A metafísica de nossos dedos, 
  A educação de minhas mãos,
    A tecnologia de suas coxas.

    A sociologia de suas ações,
  A escuridão dos meus atos,
A história de nós dois...  



terça-feira, 22 de novembro de 2011

CHANGES

Eu venho mudando há tanto tempo
Que estranhei ao ouvir o quanto mudei.
Mudar não é uma coisa sutil somente aos olhos
É real e pode ser notada à distância.
Eu não pedi pela mudança
Violão sem cordas a me encarar
Eu não sofri pelos finais imprecisos.
Amigos que se reúnem mudados.
Tempo que passa obrigatoriamente.
Eu não criei o futuro.
Eu não pedi por olhos indecisos.
As coisas são o que parecem ser
Se não parecem, eis o disfarce perfeito. 
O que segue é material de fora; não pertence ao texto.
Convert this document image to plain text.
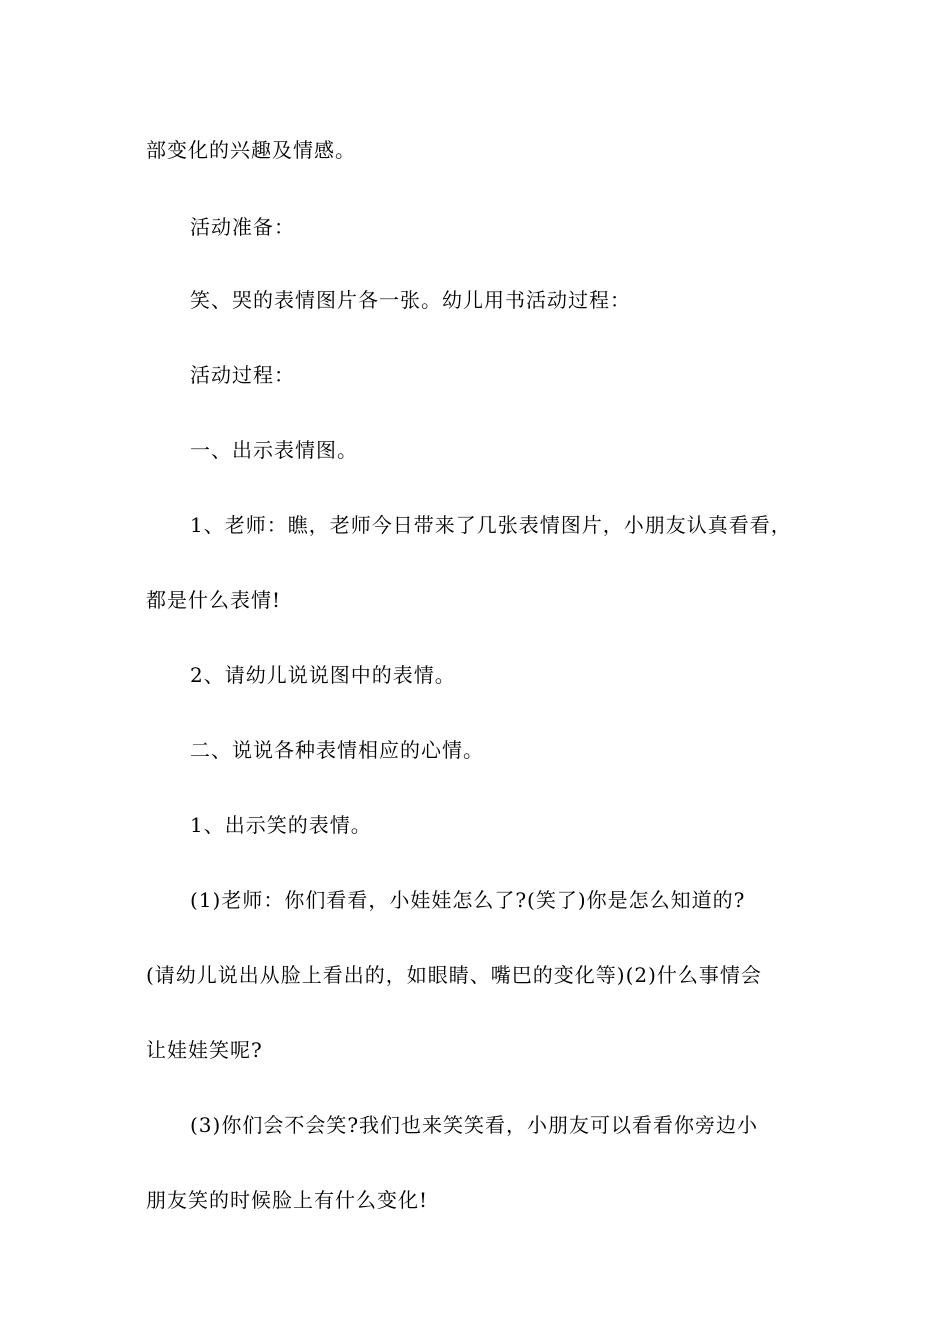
部变化的兴趣及情感。
活动准备：
笑、哭的表情图片各一张。幼儿用书活动过程：
活动过程：
一、出示表情图。
1、老师：瞧，老师今日带来了几张表情图片，小朋友认真看看，
都是什么表情!
2、请幼儿说说图中的表情。
二、说说各种表情相应的心情。
1、出示笑的表情。
(1)老师：你们看看，小娃娃怎么了?(笑了)你是怎么知道的?
(请幼儿说出从脸上看出的，如眼睛、嘴巴的变化等)(2)什么事情会
让娃娃笑呢?
(3)你们会不会笑?我们也来笑笑看，小朋友可以看看你旁边小
朋友笑的时候脸上有什么变化!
Eu disse a mim mesmo que mudei 
Um dia, ou outro.
Lembro-me daquelas fugas inseguras
Dos olhos indecisos.
Daqueles passos imprecisos.
De todos os finais a mim,
Atribuídos...
Eu venho mudando há tanto tempo.
Que nem notei pela mudança...

segunda-feira, 7 de novembro de 2011

CONQUISTAS

Abandonou toda aquela certeza,
   Agora, 
Obsoleta tão somente.

Em uma cálida paz,
       Pomposa voz,
                         Aparente tez.

Tomou posse de si mesmo, 
   Outrora, 
Quase simplesmente.

Em uma gélida paz,
       Grossa voz,
                     Clara tez.

Calou um destino que inexistia,
   Agora, 
Menos que intensamente.

Em uma insensata paz,
       Doce voz,
                  Mesma tez.

Tornou o que era escuro, claro,
   Outrora,
Muito facilmente.

Em uma aparente paz,
       Sacrificada voz,
                             Ludibriada tez.

quarta-feira, 2 de novembro de 2011

RÉQUIEM DE FINADOS (PLEONASMO DA SAUDADE)


Dedicado a Memória de Ricardo Chiaretto Fernandes (1973-1991)

Certa vez eu perdi um amigo para O Outro Lado da Montanha.
Dizem que os bons morrem jovens.
Mas não somos quase todos bons quando jovens?
Ao menos ele partiu tendo experimentado o gosto de um beijo.

Certa vez eu perdi um amigo para a Ida em Vão.
Uma dor forte. Uma dor que estraçalha o corpo.
Uma dor que dói tão fundo que não volta mais à superfície.
Aquela dor que foi disfarçada pela falsa segurança,
Da juventude.
Uma falta de choro escondida por uma estúpida e insistente,
Quietude.
Ao menos ele partiu tendo experimentado o gosto da paixão.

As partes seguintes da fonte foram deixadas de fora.